The Influence of Temperature on the Microstructure and Properties of Nb-V-Ti-Mo Complex Microalloyed High-Strength Fire-Resistant Steel

Abstract

Nb-V-Ti-Mo complex microalloyed high-strength fire-resistant steel was obtained through two-stage hot rolling and laminar cooling. The results showed that the microstructure of the steel included bainite ferrite and martensite-austenite constituent (i.e., MA) islands. The experimental steel displayed high strength at room temperature, with a yield strength (YS) of 617 MPa and tensile strength of 813 MPa (elongation = 18.5%). As the temperature increased to 700 °C, the high-temperature yield strength gradually decreased. Electron backscatter diffraction (EBSD) was used to analyze the experimental steels at different temperatures. The grain sizes did not grow significantly. A small number of nanoprecipitates with an average diameter of 29.2 nm were distributed in the matrix of the as-rolled specimen.
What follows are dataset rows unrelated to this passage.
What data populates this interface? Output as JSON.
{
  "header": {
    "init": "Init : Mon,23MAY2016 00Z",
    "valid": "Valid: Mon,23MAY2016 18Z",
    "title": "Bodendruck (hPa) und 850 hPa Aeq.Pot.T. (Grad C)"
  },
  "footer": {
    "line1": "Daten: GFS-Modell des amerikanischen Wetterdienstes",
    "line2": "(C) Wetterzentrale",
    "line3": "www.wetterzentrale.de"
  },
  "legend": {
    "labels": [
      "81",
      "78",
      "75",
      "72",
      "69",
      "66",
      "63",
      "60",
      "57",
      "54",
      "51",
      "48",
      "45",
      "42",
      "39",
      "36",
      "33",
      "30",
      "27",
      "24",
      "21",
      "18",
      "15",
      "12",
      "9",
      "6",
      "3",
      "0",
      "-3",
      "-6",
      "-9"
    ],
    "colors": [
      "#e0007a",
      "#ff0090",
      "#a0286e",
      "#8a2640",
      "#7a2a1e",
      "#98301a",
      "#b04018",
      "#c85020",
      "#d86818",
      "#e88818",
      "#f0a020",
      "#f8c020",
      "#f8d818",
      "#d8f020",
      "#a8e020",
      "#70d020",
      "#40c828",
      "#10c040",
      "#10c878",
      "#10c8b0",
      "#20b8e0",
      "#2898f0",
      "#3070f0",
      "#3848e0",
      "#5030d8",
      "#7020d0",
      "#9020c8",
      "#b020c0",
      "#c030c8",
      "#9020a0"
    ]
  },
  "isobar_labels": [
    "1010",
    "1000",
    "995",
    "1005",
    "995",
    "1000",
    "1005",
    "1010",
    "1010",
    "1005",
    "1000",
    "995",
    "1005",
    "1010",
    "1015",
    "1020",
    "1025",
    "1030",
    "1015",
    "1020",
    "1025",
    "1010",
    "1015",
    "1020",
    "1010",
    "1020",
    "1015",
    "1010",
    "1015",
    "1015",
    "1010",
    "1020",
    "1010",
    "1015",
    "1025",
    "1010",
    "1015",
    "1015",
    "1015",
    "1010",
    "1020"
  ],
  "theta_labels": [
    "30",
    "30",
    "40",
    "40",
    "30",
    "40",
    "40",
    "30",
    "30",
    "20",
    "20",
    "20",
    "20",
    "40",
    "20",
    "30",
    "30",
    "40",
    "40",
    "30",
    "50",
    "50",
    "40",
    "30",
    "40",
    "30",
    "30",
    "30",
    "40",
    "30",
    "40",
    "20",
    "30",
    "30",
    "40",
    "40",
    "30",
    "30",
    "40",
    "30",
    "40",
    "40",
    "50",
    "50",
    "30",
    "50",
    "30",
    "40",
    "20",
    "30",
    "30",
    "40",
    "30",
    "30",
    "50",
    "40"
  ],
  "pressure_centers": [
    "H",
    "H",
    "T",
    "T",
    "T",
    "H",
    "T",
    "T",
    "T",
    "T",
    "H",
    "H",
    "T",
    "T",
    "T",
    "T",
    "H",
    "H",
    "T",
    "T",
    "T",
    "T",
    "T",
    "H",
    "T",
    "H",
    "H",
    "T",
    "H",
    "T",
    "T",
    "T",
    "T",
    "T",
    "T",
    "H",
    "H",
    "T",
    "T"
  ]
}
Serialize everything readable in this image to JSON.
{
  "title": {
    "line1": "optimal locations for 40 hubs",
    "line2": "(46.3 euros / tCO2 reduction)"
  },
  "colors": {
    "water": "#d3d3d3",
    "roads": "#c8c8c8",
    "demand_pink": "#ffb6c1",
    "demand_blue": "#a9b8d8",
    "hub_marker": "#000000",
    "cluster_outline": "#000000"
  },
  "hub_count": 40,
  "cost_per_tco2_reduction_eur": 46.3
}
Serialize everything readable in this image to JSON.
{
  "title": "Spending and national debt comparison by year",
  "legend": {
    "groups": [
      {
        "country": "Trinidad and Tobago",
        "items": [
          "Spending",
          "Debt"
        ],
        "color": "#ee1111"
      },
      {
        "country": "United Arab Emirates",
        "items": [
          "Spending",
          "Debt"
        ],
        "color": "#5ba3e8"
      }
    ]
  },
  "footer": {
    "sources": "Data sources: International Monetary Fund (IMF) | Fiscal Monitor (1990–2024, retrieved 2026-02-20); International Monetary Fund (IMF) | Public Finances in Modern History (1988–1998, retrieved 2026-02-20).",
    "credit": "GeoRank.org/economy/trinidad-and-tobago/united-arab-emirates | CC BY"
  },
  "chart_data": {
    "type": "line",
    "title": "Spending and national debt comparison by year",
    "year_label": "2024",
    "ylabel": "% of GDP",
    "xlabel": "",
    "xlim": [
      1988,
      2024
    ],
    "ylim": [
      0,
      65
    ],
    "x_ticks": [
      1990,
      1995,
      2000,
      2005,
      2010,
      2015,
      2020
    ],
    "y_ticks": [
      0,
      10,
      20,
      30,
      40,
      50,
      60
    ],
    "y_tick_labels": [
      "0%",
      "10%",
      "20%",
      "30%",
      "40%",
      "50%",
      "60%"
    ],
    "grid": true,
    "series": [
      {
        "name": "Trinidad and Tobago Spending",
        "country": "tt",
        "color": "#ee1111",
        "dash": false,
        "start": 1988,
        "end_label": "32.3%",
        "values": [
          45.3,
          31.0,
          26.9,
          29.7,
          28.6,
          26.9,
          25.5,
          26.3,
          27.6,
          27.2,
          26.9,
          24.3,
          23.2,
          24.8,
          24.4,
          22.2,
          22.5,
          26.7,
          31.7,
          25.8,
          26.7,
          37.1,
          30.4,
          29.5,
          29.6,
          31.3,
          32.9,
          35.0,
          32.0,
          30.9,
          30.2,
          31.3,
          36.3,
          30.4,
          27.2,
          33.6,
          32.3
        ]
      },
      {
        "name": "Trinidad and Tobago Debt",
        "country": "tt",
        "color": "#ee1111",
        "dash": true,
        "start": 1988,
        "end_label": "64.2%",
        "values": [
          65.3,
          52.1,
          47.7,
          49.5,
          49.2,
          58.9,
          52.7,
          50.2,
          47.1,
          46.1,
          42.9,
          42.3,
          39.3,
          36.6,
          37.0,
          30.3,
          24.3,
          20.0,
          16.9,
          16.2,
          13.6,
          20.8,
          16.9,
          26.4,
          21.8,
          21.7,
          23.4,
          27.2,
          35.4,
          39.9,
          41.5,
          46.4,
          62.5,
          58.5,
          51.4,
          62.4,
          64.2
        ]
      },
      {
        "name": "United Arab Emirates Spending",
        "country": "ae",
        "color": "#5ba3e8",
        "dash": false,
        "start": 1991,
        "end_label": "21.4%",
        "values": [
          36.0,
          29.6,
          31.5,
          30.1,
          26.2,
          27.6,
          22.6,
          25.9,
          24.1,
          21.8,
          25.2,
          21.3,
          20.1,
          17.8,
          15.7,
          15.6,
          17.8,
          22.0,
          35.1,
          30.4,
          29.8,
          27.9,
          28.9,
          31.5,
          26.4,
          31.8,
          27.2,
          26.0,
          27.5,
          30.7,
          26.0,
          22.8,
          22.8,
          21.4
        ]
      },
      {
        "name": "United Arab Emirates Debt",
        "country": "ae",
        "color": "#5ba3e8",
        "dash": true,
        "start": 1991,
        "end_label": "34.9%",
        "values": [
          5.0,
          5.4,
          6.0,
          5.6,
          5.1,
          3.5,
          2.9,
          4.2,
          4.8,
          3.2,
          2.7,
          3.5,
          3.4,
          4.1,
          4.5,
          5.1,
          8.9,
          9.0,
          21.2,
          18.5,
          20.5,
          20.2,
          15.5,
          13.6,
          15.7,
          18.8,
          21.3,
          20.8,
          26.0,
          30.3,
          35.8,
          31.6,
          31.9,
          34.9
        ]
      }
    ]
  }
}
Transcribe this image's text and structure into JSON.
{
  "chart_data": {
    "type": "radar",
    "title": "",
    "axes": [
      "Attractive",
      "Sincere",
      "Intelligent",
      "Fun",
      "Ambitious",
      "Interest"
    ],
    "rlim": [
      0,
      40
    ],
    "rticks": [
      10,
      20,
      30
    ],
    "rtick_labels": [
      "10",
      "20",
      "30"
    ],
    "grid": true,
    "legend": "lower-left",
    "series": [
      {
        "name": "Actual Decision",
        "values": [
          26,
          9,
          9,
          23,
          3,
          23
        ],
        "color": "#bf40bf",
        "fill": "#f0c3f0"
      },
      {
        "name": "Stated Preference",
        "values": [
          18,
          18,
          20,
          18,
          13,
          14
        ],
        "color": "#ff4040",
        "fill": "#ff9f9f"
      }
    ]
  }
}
Upon increasing the temperature, the number of fine nanoprecipitates gradually increased, resulting in a gradual decrease in their average diameter, reaching a minimum of 19.4 nm at 600 °C. The Orowan equation explained well the precipitation strengthening effect of the nanoprecipitates that formed at a high temperature. At both room temperature and 300 °C, the Ashby work hardening theoretical curves were consistent with the experimental true stress-strain curves. Dynamic recovery and recrystallization occurred at 600 °C, which caused the experimental true stress-strain curve to deviate from the calculated curve.